Quando lo Stato è contaminato: gli enti pubblici sciolti per mafia

Secondo una sentenza del 1993 della Corte Costituzionale, gli elementi su cui deve poggiare lo scioglimento di un ente, pubblico o amministrativo, sono innanzitutto i collegamenti diretti e indiretti degli amministratori locali con la criminalità organizzata o, in alternativa, il condizionamento che la mafia impone agli amministratori. Oltre a ciò, è necessario che il condizionamento porti ad una mancanza di libera determinazione per gli organi elettivi/amministrativi, a un andamento negativo dell’ente locale, a un malfunzionamento dei servizi affidati all’ente, oppure a un pericolo per l’ordine e la sicurezza pubblica.
Questo istituto fu introdotto con Decreto Legge il 31 Maggio 1991, aggiungendosi come articolo, chiamato 15 bis, alla legge n.55 del 19 Marzo 1990. Fu in seguito a una faida a Taurianova che nacque, appunto, il primo provvedimento antimafia atto a sciogliere qualsiasi ente con i requisiti precedenti.
Proprio grazie a questo, il 22 novembre scorso sono stati sciolti per infiltrazione mafiosa cinque comuni italiani, tutti e cinque in Calabria. Interessante è la storia del Comune di Lamezia Terme, perché questa è già la terza volta che viene sottoposto a questa misura.
Dal 1991, in Italia, sono almeno dieci i comuni sciolti per mafia almeno tre volte. In provincia di Palermo, troviamo Misilmeri; in provincia di Reggio Calabria, Melito di Porta del Salvo, Roccaforte del Greco, San Ferdinando, Taurianova, Lamezia Terme; in Provincia di Caserta annoveriamo Casapenna, S.Cipriano d’Aversa, Grazzinese, e, infine, Casal di Principe, quest’ ultimo col record di nove volte. Da gennaio 2017 sono vento i Comuni commissariati per mano del Presidente della Repubblica: quattro in Campania, uno in Puglia, due in Sicilia, dodici in Calabria e uno in Liguria, Lavagna.
Sono invece duecentonovanta i comuni sciolti per infiltrazione mafiosa dal 1991, ma venticinque di questi sono stati annullati per ricorso.

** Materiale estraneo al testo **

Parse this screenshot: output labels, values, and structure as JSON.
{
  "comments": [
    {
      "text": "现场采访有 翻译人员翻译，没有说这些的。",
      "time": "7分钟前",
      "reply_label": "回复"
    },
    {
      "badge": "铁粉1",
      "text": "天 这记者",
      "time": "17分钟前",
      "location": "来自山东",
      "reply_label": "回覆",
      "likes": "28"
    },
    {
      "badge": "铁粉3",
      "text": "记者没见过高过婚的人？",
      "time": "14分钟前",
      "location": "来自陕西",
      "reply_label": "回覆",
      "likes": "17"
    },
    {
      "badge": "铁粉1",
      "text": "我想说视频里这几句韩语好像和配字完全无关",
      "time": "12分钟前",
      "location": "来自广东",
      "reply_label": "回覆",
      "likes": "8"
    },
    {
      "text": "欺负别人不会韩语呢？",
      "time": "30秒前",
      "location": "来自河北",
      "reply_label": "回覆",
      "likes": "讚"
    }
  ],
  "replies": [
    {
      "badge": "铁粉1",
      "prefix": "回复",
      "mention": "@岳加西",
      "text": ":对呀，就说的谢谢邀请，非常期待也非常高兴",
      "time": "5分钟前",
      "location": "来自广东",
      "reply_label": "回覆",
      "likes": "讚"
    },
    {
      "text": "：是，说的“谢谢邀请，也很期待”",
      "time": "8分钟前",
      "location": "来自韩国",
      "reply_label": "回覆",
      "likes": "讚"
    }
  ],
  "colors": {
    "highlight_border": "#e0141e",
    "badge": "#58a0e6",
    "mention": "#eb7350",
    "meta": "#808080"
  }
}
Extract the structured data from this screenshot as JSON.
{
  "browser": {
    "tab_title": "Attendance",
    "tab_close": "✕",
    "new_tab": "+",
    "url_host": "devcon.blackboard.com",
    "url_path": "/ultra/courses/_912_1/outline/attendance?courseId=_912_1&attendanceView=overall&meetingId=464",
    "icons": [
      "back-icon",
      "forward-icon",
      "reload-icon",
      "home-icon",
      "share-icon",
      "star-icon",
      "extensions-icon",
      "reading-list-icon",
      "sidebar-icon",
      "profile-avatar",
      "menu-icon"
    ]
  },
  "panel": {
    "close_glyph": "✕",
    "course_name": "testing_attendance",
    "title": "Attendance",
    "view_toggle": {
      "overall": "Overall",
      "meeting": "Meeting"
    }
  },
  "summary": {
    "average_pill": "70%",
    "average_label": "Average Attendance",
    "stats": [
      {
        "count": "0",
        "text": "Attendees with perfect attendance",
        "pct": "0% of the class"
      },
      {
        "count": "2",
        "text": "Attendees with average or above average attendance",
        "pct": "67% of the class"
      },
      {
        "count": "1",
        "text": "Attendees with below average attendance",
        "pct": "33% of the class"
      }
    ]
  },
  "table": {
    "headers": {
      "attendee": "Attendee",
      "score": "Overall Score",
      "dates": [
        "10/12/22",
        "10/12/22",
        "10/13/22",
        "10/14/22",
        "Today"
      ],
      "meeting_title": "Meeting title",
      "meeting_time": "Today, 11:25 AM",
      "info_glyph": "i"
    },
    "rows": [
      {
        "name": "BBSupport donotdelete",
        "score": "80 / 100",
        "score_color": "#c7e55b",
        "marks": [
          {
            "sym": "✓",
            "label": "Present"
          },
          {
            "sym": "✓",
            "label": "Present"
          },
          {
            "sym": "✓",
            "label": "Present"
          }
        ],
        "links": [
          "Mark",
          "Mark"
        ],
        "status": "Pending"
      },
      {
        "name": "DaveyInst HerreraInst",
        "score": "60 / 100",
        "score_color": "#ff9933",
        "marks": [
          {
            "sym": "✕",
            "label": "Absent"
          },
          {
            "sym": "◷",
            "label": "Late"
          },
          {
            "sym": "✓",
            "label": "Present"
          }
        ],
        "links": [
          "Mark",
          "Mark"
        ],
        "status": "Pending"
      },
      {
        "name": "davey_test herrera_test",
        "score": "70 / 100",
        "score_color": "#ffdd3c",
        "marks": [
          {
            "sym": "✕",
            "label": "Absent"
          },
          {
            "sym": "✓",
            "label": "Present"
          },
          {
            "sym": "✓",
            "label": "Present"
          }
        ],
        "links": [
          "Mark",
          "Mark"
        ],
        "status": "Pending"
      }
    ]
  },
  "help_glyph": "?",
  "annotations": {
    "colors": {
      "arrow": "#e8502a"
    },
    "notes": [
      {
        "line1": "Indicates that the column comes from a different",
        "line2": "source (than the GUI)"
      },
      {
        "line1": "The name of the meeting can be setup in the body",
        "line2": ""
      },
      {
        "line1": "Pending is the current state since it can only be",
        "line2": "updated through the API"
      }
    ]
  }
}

Soltanto un capoluogo di provincia è stato coinvolto: Reggio Calabria. D’altronde, i comuni sciolti nel territorio calabrese negli ultimi quattro anni sono raddoppiati, passando da 4,7 a 8,2 all’anno. Tre regioni, Calabria, Campania, Sicilia si portano a casa il 96,49 % dei Decreti Presidenziali. Il più piccolo Consiglio Comunale sciolto è San Procopio in provincia di Reggio Calabria, con 617 abitanti.
Quattro, invece, sono le Aziende Sanitarie sciolte dall’entrata in vigore dal Decreto: Pomigliano d’Arco, Reggio Calabria, Vibo Valentia, Locri. Solo uno è il consiglio municipale caduto per mafia, il decimo municipio di Roma, Ostia.
Sapendo che i decreti si dividono in tre momenti dell’anno, i prossimi, pensando in negativo, dovrebbero essere tra marzo e aprile 2018.
Per quanto possa essere piccolo un ente pubblico sciolto per mafia, esso rappresenta il vero volto di questo paese.